The aim of this study was to test the hypothesis that an extra-retinal signal combines with retinal velocity in a linear manner as described by existing models to determine perceived velocity. To do so, we utilized a method that allowed the determination of the relative contributions of the retinal-velocity and the extra-retinal signals for the perception of stimulus velocity. We determined the velocity (speed and direction) of a stimulus viewed with stationary eyes that was perceptually the same as the velocity of the stimulus viewed with moving eyes. Eye movements were governed by the tracking (or pursuit) of a separate pursuit target.
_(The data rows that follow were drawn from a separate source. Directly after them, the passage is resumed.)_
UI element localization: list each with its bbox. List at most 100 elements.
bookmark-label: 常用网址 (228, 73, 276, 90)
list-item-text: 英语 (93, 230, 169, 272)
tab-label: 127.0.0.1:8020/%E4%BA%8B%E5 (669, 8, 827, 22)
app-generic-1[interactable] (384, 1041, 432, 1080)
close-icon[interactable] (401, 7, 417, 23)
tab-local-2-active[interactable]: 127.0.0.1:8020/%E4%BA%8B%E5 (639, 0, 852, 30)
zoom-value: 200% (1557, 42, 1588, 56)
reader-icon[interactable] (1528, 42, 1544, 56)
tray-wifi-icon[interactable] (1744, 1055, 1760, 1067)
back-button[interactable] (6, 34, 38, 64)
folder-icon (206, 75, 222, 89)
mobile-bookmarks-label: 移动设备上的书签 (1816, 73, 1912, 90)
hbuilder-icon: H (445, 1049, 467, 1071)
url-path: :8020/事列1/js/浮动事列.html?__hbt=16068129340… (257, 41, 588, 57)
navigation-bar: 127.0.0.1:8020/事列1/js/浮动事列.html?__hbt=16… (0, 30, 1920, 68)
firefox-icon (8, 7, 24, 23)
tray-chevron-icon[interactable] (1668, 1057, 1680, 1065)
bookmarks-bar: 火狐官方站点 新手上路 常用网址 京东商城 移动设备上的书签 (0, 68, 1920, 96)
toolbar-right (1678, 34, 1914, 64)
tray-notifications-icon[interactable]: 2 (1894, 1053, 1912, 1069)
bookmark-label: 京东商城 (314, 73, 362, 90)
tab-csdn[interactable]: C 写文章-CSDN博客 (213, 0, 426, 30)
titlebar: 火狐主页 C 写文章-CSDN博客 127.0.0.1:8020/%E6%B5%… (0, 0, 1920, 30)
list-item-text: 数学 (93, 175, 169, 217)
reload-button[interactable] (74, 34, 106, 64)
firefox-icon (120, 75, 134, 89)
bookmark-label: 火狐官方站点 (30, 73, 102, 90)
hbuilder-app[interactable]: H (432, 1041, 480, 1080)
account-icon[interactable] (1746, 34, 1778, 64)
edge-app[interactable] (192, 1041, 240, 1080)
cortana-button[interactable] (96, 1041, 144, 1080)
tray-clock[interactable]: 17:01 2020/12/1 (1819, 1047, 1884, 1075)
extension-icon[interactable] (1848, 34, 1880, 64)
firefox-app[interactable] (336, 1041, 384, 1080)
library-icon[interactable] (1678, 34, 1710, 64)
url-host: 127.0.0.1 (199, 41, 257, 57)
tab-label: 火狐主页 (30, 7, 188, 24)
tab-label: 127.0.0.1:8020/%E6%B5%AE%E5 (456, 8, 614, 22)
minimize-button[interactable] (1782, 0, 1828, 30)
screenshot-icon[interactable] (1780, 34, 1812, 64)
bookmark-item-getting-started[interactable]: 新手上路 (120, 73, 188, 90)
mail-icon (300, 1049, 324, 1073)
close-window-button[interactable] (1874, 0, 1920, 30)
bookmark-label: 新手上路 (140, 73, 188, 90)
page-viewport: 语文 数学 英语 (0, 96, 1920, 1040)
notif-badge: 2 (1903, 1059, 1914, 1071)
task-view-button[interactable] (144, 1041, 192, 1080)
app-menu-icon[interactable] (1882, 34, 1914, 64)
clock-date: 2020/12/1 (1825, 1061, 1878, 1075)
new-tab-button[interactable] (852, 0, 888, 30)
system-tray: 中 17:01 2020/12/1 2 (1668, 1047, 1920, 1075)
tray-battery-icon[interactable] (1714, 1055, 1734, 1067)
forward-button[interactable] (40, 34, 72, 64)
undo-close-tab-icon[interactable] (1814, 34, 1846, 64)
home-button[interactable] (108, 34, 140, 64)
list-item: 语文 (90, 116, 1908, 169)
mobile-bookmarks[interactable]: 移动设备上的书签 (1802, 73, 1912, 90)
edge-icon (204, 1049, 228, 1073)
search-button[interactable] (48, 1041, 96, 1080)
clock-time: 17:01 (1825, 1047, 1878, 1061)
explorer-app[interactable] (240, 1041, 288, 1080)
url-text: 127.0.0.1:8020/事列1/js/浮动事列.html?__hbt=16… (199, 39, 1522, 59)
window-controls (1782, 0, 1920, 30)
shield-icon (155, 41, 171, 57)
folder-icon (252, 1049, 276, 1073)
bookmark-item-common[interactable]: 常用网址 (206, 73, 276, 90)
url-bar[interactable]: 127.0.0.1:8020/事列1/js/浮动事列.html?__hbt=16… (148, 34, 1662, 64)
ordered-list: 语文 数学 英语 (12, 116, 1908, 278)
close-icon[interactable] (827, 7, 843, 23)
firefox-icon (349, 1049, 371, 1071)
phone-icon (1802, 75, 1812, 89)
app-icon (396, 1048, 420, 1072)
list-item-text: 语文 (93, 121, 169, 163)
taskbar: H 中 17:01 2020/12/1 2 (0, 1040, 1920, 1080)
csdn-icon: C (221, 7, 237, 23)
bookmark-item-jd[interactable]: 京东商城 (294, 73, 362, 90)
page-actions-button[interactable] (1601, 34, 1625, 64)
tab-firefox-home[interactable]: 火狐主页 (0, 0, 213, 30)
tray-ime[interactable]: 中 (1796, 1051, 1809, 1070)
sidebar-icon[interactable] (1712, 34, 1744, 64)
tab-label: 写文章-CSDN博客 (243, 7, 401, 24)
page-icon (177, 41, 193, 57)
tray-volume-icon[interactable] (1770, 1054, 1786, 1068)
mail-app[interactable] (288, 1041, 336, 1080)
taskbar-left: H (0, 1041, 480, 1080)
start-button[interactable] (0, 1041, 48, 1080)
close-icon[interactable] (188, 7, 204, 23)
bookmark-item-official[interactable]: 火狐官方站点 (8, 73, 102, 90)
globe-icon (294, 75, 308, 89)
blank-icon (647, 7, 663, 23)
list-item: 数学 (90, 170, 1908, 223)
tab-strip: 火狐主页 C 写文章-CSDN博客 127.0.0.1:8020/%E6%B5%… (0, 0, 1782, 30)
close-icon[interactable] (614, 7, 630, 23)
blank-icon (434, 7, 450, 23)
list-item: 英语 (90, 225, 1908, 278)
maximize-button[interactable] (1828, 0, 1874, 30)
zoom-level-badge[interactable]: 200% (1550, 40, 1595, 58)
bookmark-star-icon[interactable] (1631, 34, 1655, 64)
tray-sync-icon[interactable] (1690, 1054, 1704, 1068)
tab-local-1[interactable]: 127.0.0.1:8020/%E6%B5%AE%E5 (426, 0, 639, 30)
The velocity-matching data were unable to be fit with a model that linearly combined a retinal-velocity signal and an extra-retinal signal. A model that was successful in explaining the data was one that takes the difference between two simple saturating non-linear functions, g and f, each symmetric about the origin, but one having an interaction term. That is, the function g has two arguments: retinal velocity, Ṙ, and eye velocity, Ė. The only argument to f is retinal velocity, Ṙ. Each argument has a scaling parameter. A comparison of the goodness of fits between models demonstrated that the success of the model is the interaction term, i.e. the modification of the compensating eye velocity signal by the retinal velocity prior to combination.